How do you ensure balance between sponsors, agencies and rights holders?
They are inter-dependent – sponsors seek confidence and clarity. Agencies seek efficiency, strategic positioning, and justification / validation of their services. Rights holders seek scalability, and credible long-term partnerships.
When alignment is weak, friction appears – around measurement, expectations and delivery. Reporting becomes defensive rather than insightful.

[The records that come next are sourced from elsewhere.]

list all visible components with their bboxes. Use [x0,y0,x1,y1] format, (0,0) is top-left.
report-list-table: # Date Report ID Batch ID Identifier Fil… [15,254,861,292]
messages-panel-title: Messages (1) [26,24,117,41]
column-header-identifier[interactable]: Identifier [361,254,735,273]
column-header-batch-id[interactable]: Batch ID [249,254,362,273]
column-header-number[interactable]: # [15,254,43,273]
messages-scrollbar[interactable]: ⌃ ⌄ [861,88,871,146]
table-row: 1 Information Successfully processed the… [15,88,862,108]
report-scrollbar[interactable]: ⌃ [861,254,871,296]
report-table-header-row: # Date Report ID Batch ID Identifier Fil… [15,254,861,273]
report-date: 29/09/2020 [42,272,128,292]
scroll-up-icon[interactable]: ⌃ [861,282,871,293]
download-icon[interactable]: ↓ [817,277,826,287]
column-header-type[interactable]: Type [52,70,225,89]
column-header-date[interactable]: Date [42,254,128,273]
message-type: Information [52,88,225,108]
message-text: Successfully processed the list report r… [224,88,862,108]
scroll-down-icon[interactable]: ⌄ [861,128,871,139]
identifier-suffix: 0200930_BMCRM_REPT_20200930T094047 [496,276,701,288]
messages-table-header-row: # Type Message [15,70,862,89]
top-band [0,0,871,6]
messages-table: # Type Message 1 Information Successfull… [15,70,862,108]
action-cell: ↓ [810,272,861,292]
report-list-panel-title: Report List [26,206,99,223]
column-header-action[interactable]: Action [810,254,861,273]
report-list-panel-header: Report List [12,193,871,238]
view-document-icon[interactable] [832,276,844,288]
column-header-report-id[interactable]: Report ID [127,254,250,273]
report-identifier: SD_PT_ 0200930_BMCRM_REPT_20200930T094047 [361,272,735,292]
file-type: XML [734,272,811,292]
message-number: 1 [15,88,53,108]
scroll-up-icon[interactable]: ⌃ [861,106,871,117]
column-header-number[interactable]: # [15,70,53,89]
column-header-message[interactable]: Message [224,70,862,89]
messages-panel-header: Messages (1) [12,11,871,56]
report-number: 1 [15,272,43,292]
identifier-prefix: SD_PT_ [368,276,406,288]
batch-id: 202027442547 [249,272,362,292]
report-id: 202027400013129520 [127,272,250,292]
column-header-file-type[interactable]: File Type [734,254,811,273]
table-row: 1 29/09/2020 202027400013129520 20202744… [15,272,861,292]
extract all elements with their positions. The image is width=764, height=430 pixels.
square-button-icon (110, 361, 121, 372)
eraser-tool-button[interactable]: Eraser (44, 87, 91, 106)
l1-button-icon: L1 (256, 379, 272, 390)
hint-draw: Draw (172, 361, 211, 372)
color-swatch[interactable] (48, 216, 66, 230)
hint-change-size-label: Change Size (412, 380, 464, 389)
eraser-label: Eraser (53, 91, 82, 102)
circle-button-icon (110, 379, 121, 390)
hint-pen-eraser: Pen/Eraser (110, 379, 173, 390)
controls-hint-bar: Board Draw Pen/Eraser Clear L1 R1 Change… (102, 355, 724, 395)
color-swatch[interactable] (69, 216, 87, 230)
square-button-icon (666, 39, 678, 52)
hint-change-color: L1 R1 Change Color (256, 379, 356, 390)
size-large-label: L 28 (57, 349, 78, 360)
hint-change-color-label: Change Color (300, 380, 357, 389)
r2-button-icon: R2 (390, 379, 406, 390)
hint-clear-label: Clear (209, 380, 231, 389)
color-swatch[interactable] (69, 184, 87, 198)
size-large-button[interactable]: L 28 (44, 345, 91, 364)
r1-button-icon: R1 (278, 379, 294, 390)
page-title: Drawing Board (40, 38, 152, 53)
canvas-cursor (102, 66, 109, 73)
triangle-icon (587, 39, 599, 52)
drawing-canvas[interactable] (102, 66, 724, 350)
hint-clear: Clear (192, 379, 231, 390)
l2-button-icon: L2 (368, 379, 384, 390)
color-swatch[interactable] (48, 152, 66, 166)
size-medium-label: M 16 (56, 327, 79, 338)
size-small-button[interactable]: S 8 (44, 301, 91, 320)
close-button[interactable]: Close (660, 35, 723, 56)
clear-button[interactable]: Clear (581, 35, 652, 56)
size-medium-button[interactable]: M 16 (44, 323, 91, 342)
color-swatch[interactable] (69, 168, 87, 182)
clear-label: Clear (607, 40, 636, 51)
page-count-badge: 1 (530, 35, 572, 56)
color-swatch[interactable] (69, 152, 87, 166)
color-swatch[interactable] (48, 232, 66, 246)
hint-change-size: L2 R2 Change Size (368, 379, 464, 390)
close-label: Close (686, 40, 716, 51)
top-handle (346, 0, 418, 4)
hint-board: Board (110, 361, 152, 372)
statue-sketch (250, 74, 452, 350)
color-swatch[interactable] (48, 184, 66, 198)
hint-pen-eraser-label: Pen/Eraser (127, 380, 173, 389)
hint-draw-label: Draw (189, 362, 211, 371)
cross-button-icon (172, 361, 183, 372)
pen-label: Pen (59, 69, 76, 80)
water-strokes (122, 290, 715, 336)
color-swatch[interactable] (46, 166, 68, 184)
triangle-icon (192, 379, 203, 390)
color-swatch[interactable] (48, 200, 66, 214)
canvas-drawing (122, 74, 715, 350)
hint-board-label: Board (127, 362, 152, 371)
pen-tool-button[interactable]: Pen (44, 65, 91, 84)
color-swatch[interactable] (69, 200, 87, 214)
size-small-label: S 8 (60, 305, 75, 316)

Part of the reason for this is structural. In most cases, performance reporting is produced by the rights holder and delivered to the sponsor. When the party reporting on delivery is the same party responsible for it, objectivity is constrained by design. Agreed frameworks – built at the outset, not retrospectively – change that dynamic.
We create shared performance frameworks. When objectives, process, metrics and governance are agreed from the outset, conversations focus on enhancing value.
Sponsorship works best as part of a partnership ecosystem, not a transactional chain.
Is there anything else you would like to add?
The 2026 trends do not signal a more technological industry; they signal a more accountable one.
AI will not create trust on its own. Purpose will not generate confidence without evidence. Having data and volumes does not equate to clarity.
The industry does not have a measurement problem. It has a measurement prioritisation problem. The tools to count impressions and produce exposure reports are well developed. The processes to verify what was delivered, capture qualitative impact and build trusted information frameworks are not. That is where the real work is.
To maximise commercial return, social impact and durable partnerships, a team needs to operate within disciplined processes, supported by trusted information, enabled by appropriate technology.
Focusing on the next trend will not deliver the strongest opportunities. Building on the right foundations, put in place in the most effective way, will allow the identified trends to create sustainable value.